Wilibrodus Jatam | Jum'at, 29/08/2025 09:09 WIB
Cegah Stunting, Mahasiswa KKN UNIKA Ruteng Edukasi Remaja Ponggeok Mahasiswa KKN UNIKA St. Paulus Ruteng bersama siswa-siswi SMPK Sinar Ponggeok berpose usai mengikuti workshop bertema “Pernikahan Dini dan Pergaulan Bebas” di Asrama Paroki Ponggeok, Kamis (28/8/2025).

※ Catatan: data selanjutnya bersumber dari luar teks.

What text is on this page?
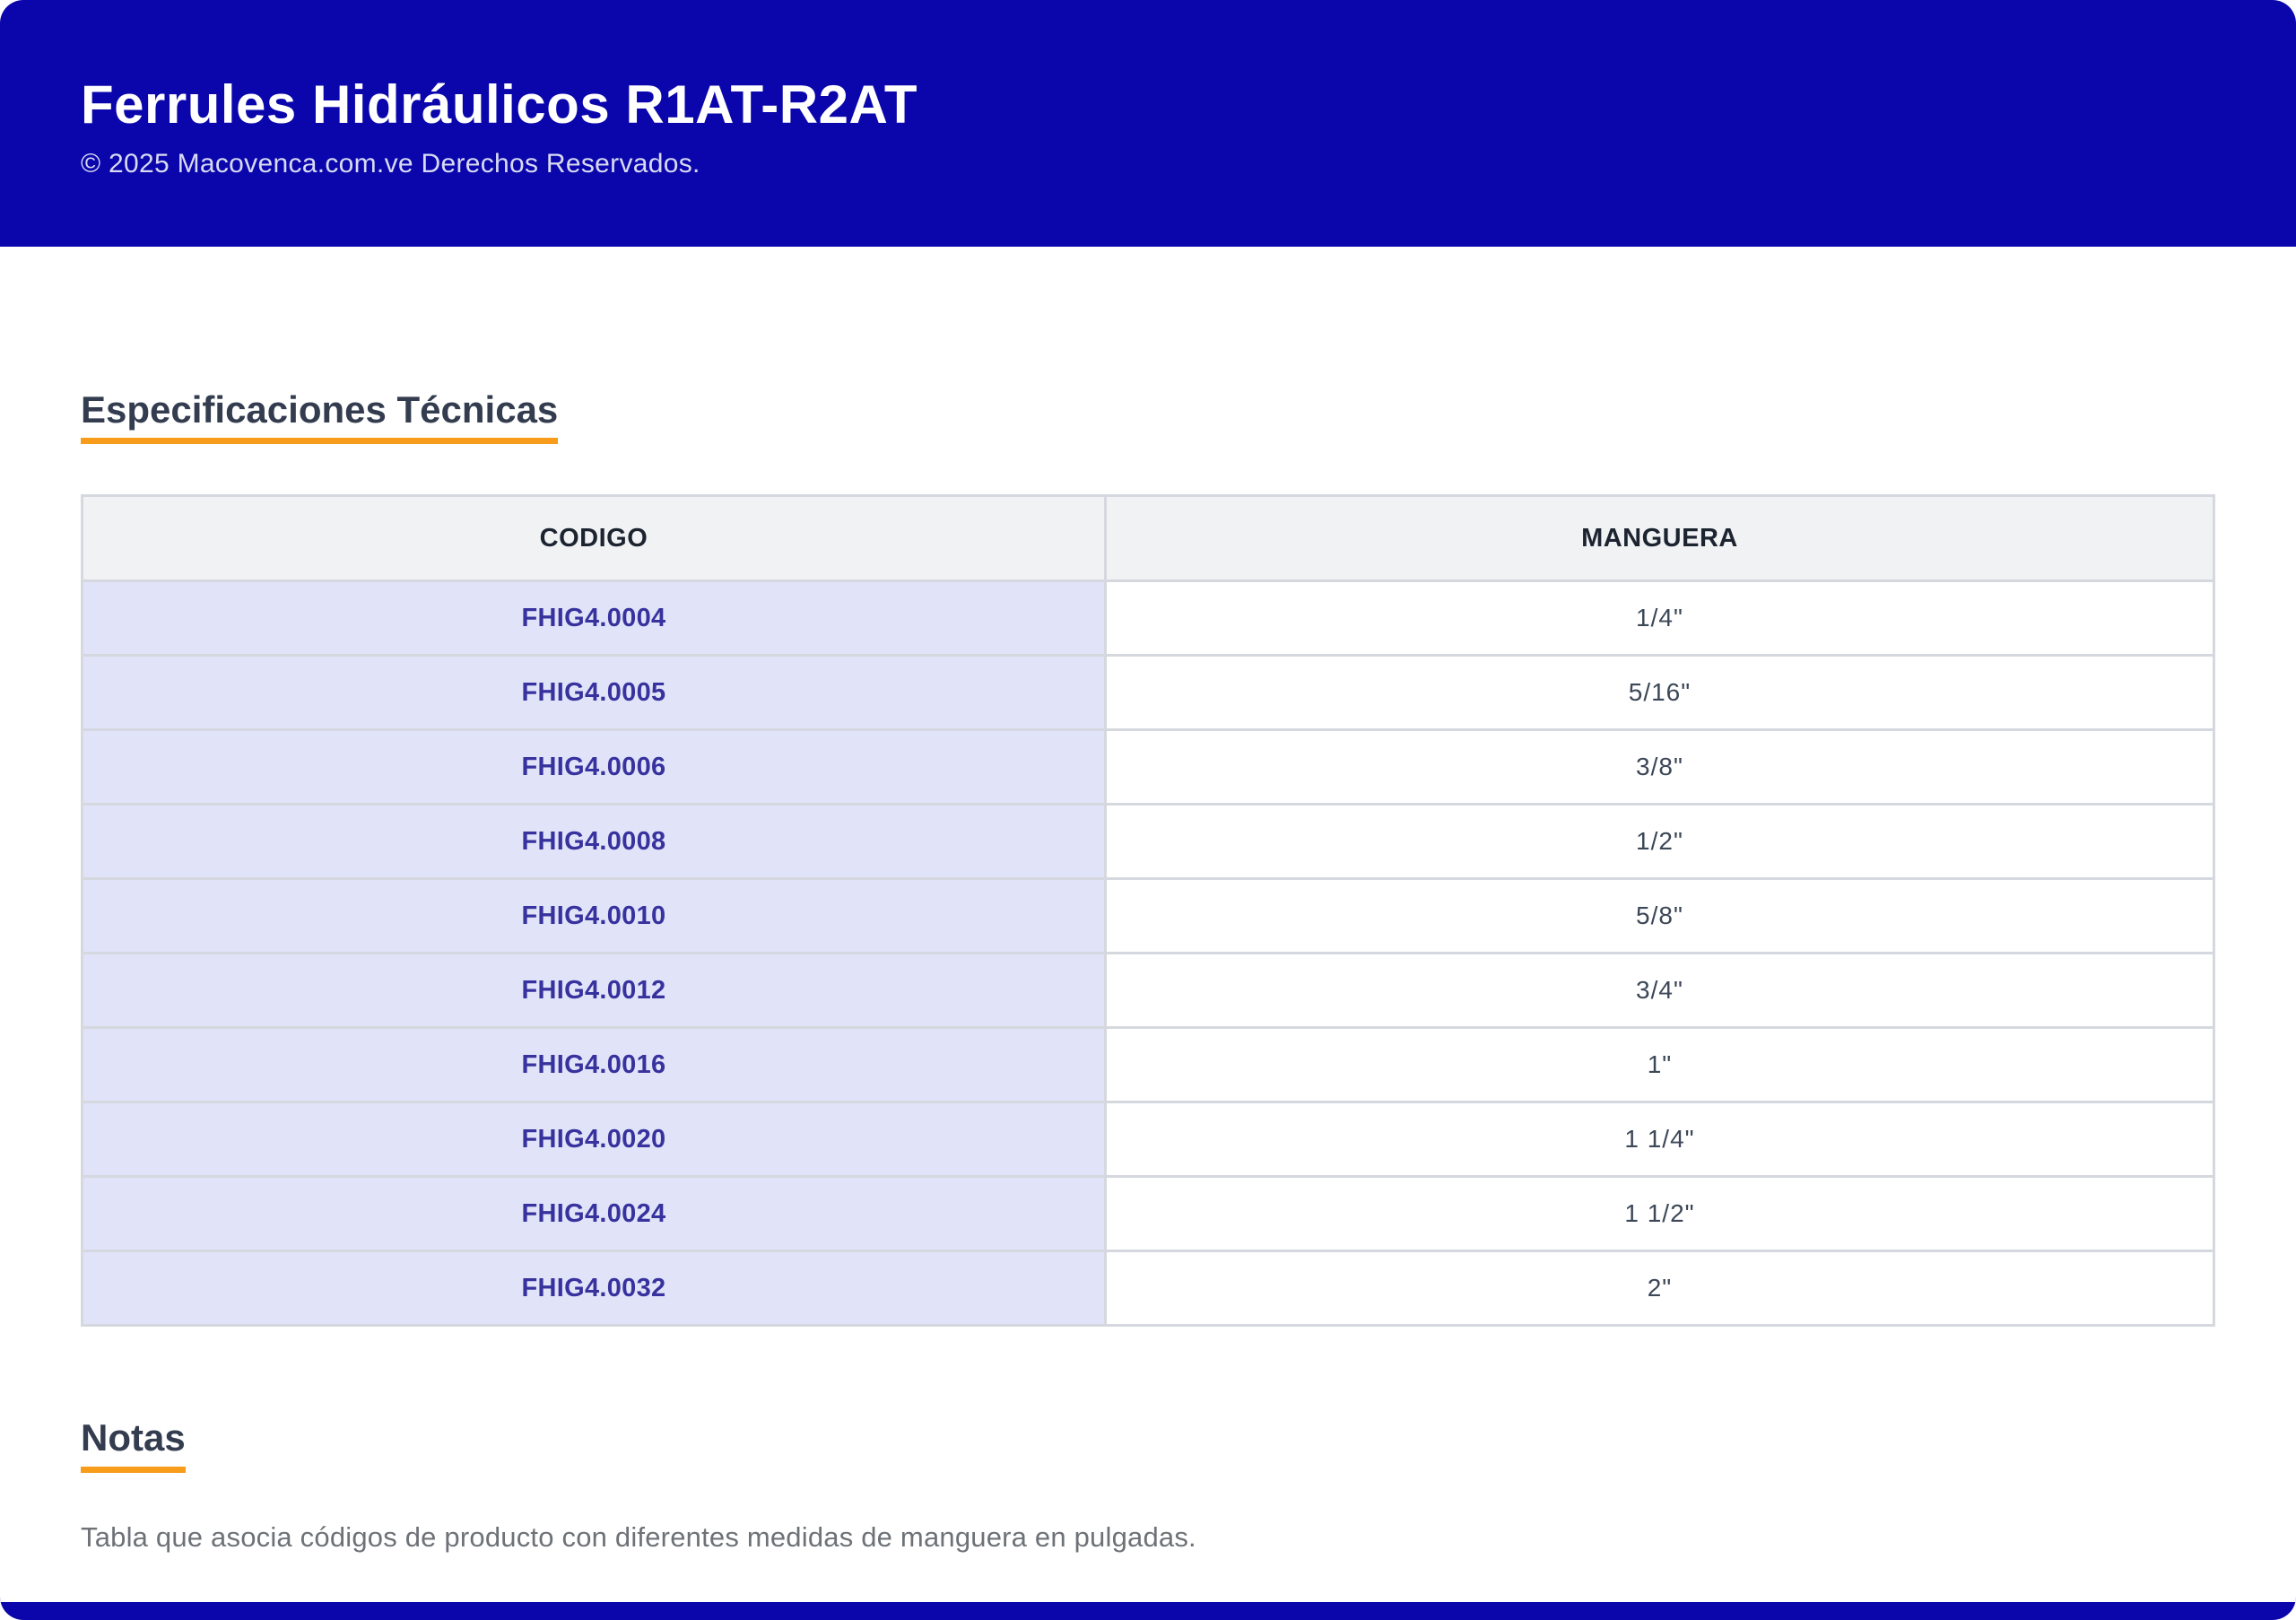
Ferrules Hidráulicos R1AT-R2AT

© 2025 Macovenca.com.ve Derechos Reservados.

Especificaciones Técnicas
CODIGO	MANGUERA
FHIG4.0004	1/4"
FHIG4.0005	5/16"
FHIG4.0006	3/8"
FHIG4.0008	1/2"
FHIG4.0010	5/8"
FHIG4.0012	3/4"
FHIG4.0016	1"
FHIG4.0020	1 1/4"
FHIG4.0024	1 1/2"
FHIG4.0032	2"
Notas

Tabla que asocia códigos de producto con diferentes medidas de manguera en pulgadas.
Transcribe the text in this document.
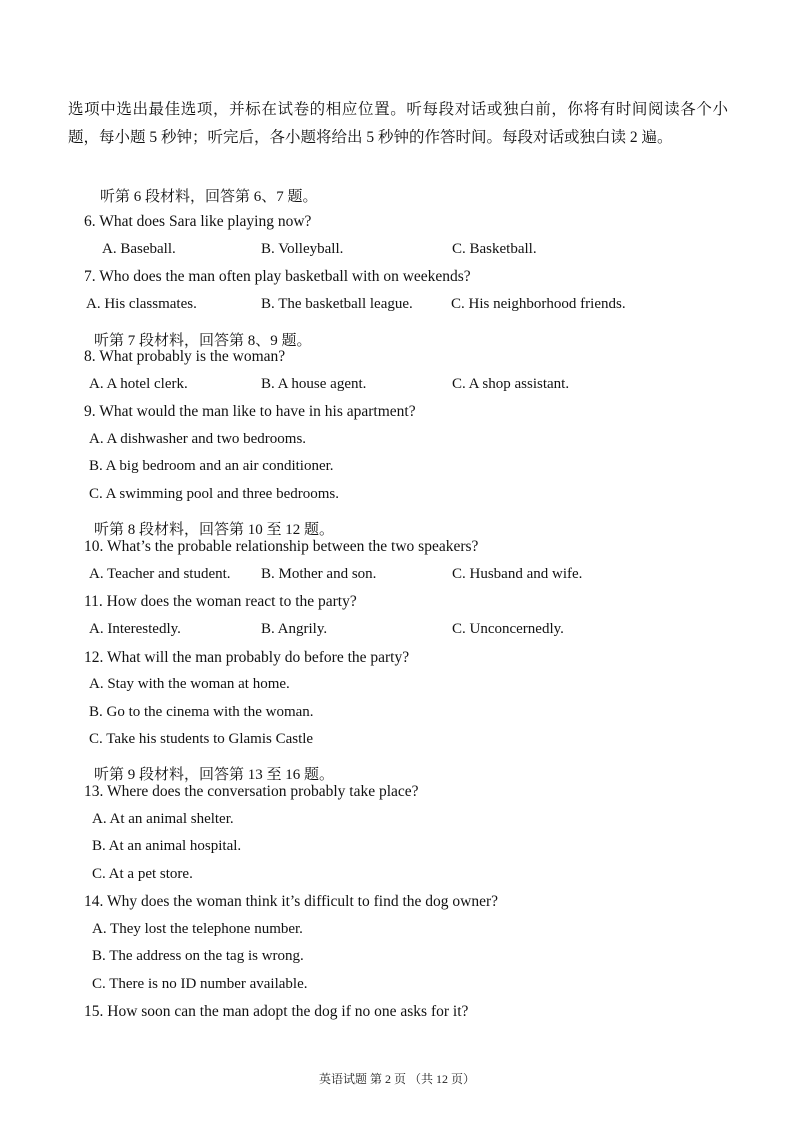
选项中选出最佳选项，并标在试卷的相应位置。听每段对话或独白前，你将有时间阅读各个小题，每小题 5 秒钟；听完后，各小题将给出 5 秒钟的作答时间。每段对话或独白读 2 遍。
听第 6 段材料，回答第 6、7 题。
6. What does Sara like playing now?
A. Baseball.	B. Volleyball.	C. Basketball.
7. Who does the man often play basketball with on weekends?
A. His classmates.	B. The basketball league.	C. His neighborhood friends.
听第 7 段材料，回答第 8、9 题。
8. What probably is the woman?
A. A hotel clerk.	B. A house agent.	C. A shop assistant.
9. What would the man like to have in his apartment?
A. A dishwasher and two bedrooms.
B. A big bedroom and an air conditioner.
C. A swimming pool and three bedrooms.
听第 8 段材料，回答第 10 至 12 题。
10. What’s the probable relationship between the two speakers?
A. Teacher and student. B. Mother and son.	C. Husband and wife.
11. How does the woman react to the party?
A. Interestedly.	B. Angrily.	C. Unconcernedly.
12. What will the man probably do before the party?
A. Stay with the woman at home.
B. Go to the cinema with the woman.
C. Take his students to Glamis Castle
听第 9 段材料，回答第 13 至 16 题。
13. Where does the conversation probably take place?
A. At an animal shelter.
B. At an animal hospital.
C. At a pet store.
14. Why does the woman think it’s difficult to find the dog owner?
A. They lost the telephone number.
B. The address on the tag is wrong.
C. There is no ID number available.
15. How soon can the man adopt the dog if no one asks for it?
英语试题 第 2 页 （共 12 页）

KATANTT.COM---Mahasiswa Kuliah Kerja Nyata (KKN) Universitas Katolik (UNIKA) St. Paulus Ruteng yang ditempatkan di Desa Ponggeok, Kecamatan Satar Mese, Kabupaten Manggarai, menggelar workshop edukatif bersama siswa-siswi SMPK Sinar Ponggeok, Kamis (28/8/2025). Kegiatan yang berlangsung di Asrama Paroki Ponggeok itu mengangkat tema “Pernikahan Dini dan Pergaulan Bebas”.
 
Koordinator KKN, Bonivasius Saldianus Gae, menegaskan bahwa program KKN tahun ini diarahkan secara tematik agar selaras dengan isu nasional, khususnya penanganan stunting dan peningkatan literasi serta numerasi.
 
“Workshop ini bagian dari langkah preventif. Pernikahan dini dan pergaulan bebas terbukti memberi dampak langsung terhadap stunting dan menurunkan kualitas generasi penerus. Karena itu, mahasiswa KKN hadir bukan hanya menjalankan program akademik, tetapi juga membangun kesadaran remaja agar lebih siap menyongsong masa depan,” jelas Bonivasius.
 
Kegiatan tersebut mendapat dukungan penuh dari Gereja Paroki Santu Arnoldus Janssen Ponggeok. Moderator Kepemudaan sekaligus Pastor Rekan, RD. Marselinus Nono, atau akrab disapa Romo Ceng, turut hadir memberikan arahan rohani.
 
Dalam pesannya, Romo Ceng mengingatkan para remaja agar tidak menjadikan pernikahan sebagai pelarian dari masalah hidup. Menurutnya, pernikahan harus ditempuh dengan kesiapan matang, baik secara fisik, mental, maupun spiritual.
 
"Pernikahan yang terburu-buru justru melahirkan persoalan baru yang lebih rumit. Karena itu, jangan pernah melihat pernikahan sebagai jalan pintas, tetapi sebagai panggilan yang penuh tanggung jawab," tegasnya.
 
Lebih jauh, ia juga menyoroti pengaruh negatif dari pergaulan bebas yang semakin marak di tengah keterbukaan teknologi dan informasi. Romo Ceng menekankan pentingnya peran keluarga, sekolah, dan Gereja dalam mendampingi remaja agar tidak terjerumus ke dalam perilaku berisiko.
 
"Kebahagiaan sejati tidak ditemukan dalam kesenangan sesaat, melainkan dalam kematangan, kesabaran, dan ketaatan pada nilai-nilai yang benar. Semua pihak punya tanggung jawab untuk menuntun generasi muda ke arah yang baik," tandasnya.
 
Ia juga berharap agar para remaja Ponggeok tidak hanya memperoleh pengetahuan, tetapi sekaligus termotivasi untuk menjaga diri, menata masa depan, serta berkomitmen pada nilai-nilai moral dan iman yang kokoh.
 
"Terima kasih saya sampaikan kepada adik-adik mahasiswa. Mereka telah membuktikan bahwa program ini bukan sekadar rutinitas akademik, melainkan wujud nyata kepedulian kampus dalam mendukung Gereja dan masyarakat membangun generasi muda yang sehat," pungkasnya.